For Andy, my parents’ ability to let go and encourage us to get the most out of life was infectious. Times were not always rosy—there were the usual conflicts between parents and kids—but there was a sense that life was full of wonderful possibilities, despite the horrors. There was so much joy around our house, so many good times; our parents were known for their warmth, their humor, their compassion. He felt even more determined to find the career and life that would fulfill him.

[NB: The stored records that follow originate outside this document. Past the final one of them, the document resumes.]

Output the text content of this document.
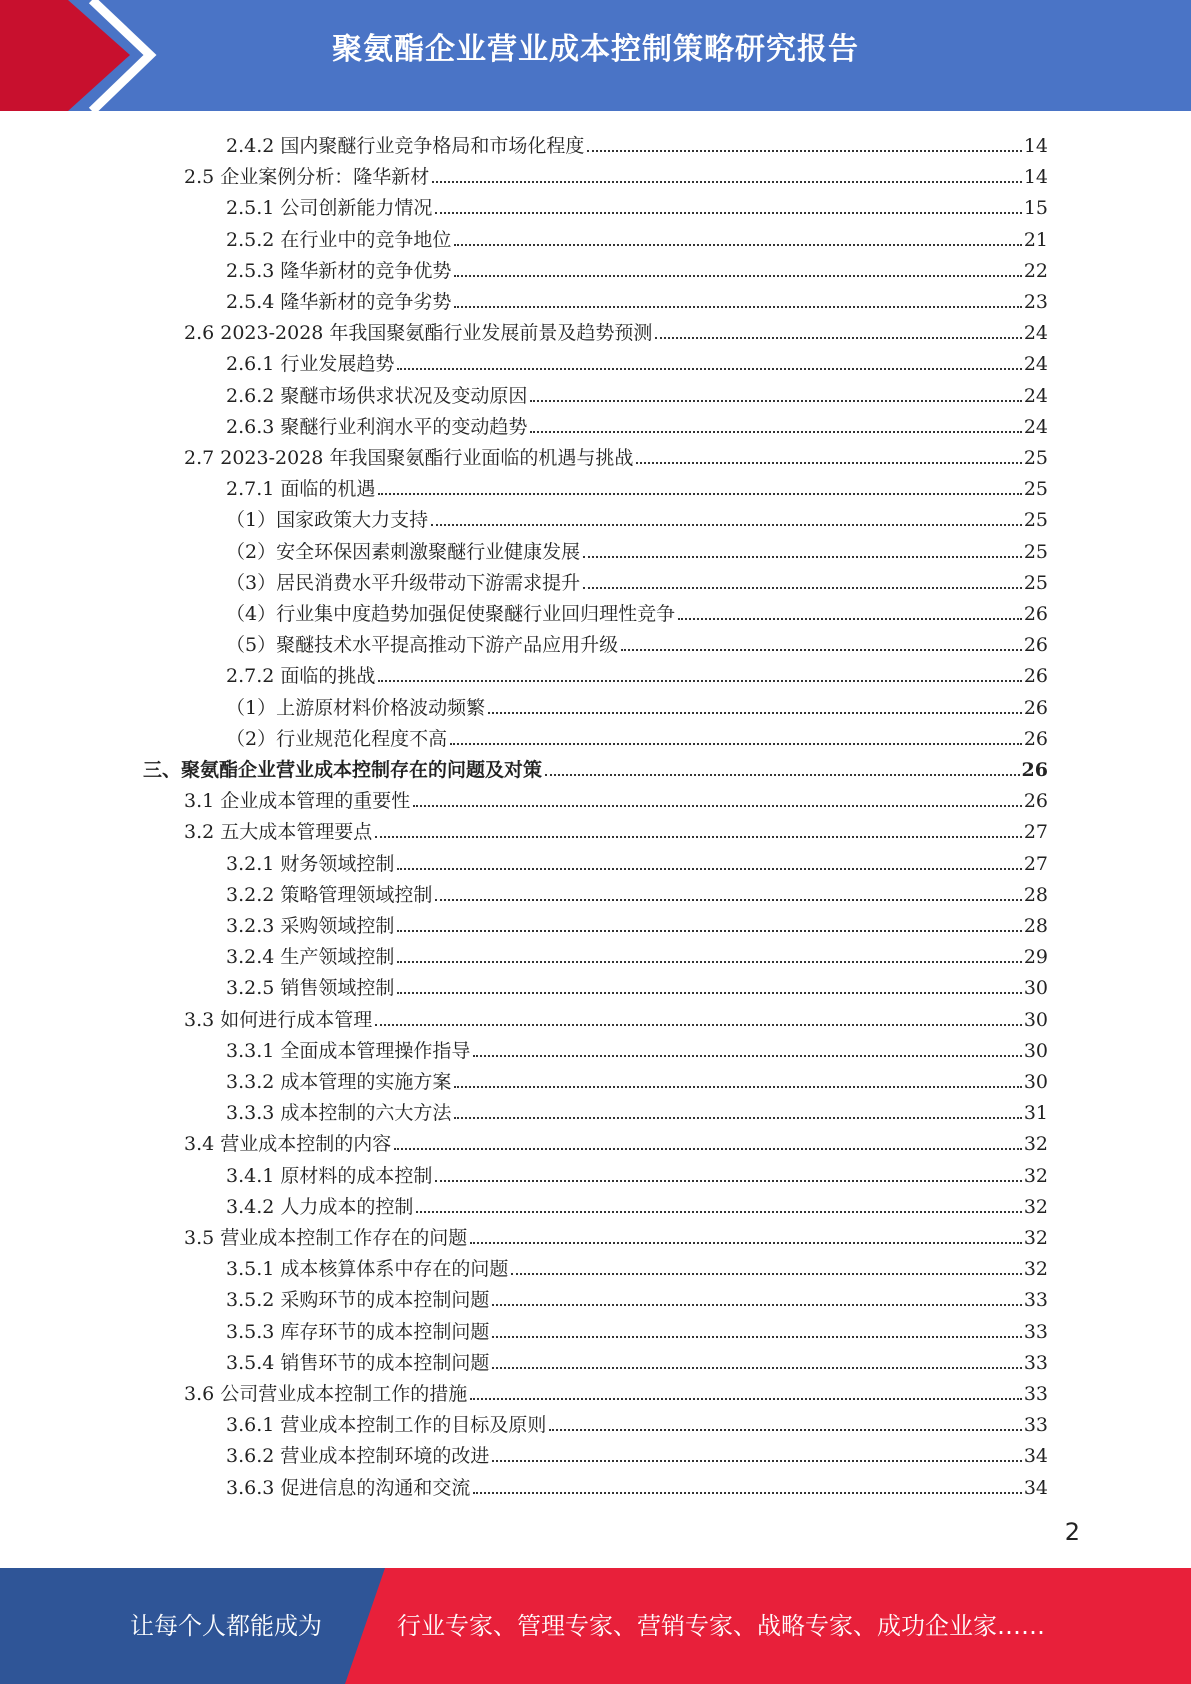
聚氨酯企业营业成本控制策略研究报告
2.4.2 国内聚醚行业竞争格局和市场化程度	14
2.5 企业案例分析：隆华新材	14
2.5.1 公司创新能力情况	15
2.5.2 在行业中的竞争地位	21
2.5.3 隆华新材的竞争优势	22
2.5.4 隆华新材的竞争劣势	23
2.6 2023-2028 年我国聚氨酯行业发展前景及趋势预测	24
2.6.1 行业发展趋势	24
2.6.2 聚醚市场供求状况及变动原因	24
2.6.3 聚醚行业利润水平的变动趋势	24
2.7 2023-2028 年我国聚氨酯行业面临的机遇与挑战	25
2.7.1 面临的机遇	25
（1）国家政策大力支持	25
（2）安全环保因素刺激聚醚行业健康发展	25
（3）居民消费水平升级带动下游需求提升	25
（4）行业集中度趋势加强促使聚醚行业回归理性竞争	26
（5）聚醚技术水平提高推动下游产品应用升级	26
2.7.2 面临的挑战	26
（1）上游原材料价格波动频繁	26
（2）行业规范化程度不高	26
三、聚氨酯企业营业成本控制存在的问题及对策	26
3.1 企业成本管理的重要性	26
3.2 五大成本管理要点	27
3.2.1 财务领域控制	27
3.2.2 策略管理领域控制	28
3.2.3 采购领域控制	28
3.2.4 生产领域控制	29
3.2.5 销售领域控制	30
3.3 如何进行成本管理	30
3.3.1 全面成本管理操作指导	30
3.3.2 成本管理的实施方案	30
3.3.3 成本控制的六大方法	31
3.4 营业成本控制的内容	32
3.4.1 原材料的成本控制	32
3.4.2 人力成本的控制	32
3.5 营业成本控制工作存在的问题	32
3.5.1 成本核算体系中存在的问题	32
3.5.2 采购环节的成本控制问题	33
3.5.3 库存环节的成本控制问题	33
3.5.4 销售环节的成本控制问题	33
3.6 公司营业成本控制工作的措施	33
3.6.1 营业成本控制工作的目标及原则	33
3.6.2 营业成本控制环境的改进	34
3.6.3 促进信息的沟通和交流	34
2
让每个人都能成为	行业专家、管理专家、营销专家、战略专家、成功企业家……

I began spending more and more time out on my bike. I would ride off down the sidewalk alone. Nothing but the pedals under my soles, and the playing card lodged in my back tire spokes simulating motorcycle sounds. I don’t remember declaring a destination when I would head off. It was usually just a matter of saying something like, “I’m going to ride my bike,” and then hearing my mom mutter something, and then I was off: down the driveway, around the corner, looping down our street, passing the tall palms, friends’ houses, maybe pulling in and ringing a doorbell—Is Marty home to play Atari with me?—and either taking a friend with me wherever or just continuing alone on my way.
Out of our street, I’d pick up the sidewalk again along the main road, glancing over my shoulder at the woods where Jon vanished. Disappearing on our bikes didn’t just give us more freedom. It gave us the opportunity to fuck up. Fucking up, if no one got hurt, was a good thing. It made me feel alive, urgent. The more I feared the consequences of my mistakes, the less I thought about the absence of Jon. When you fucked up, you discovered yourself more, slammed into the barrier between right and wrong. Before that, you were just pushing in a million directions, pushing in the darkness until you felt a wall. When you pushed so hard that a wall fell down, you knew you’d found one. But you couldn’t find one unless you were out in the black.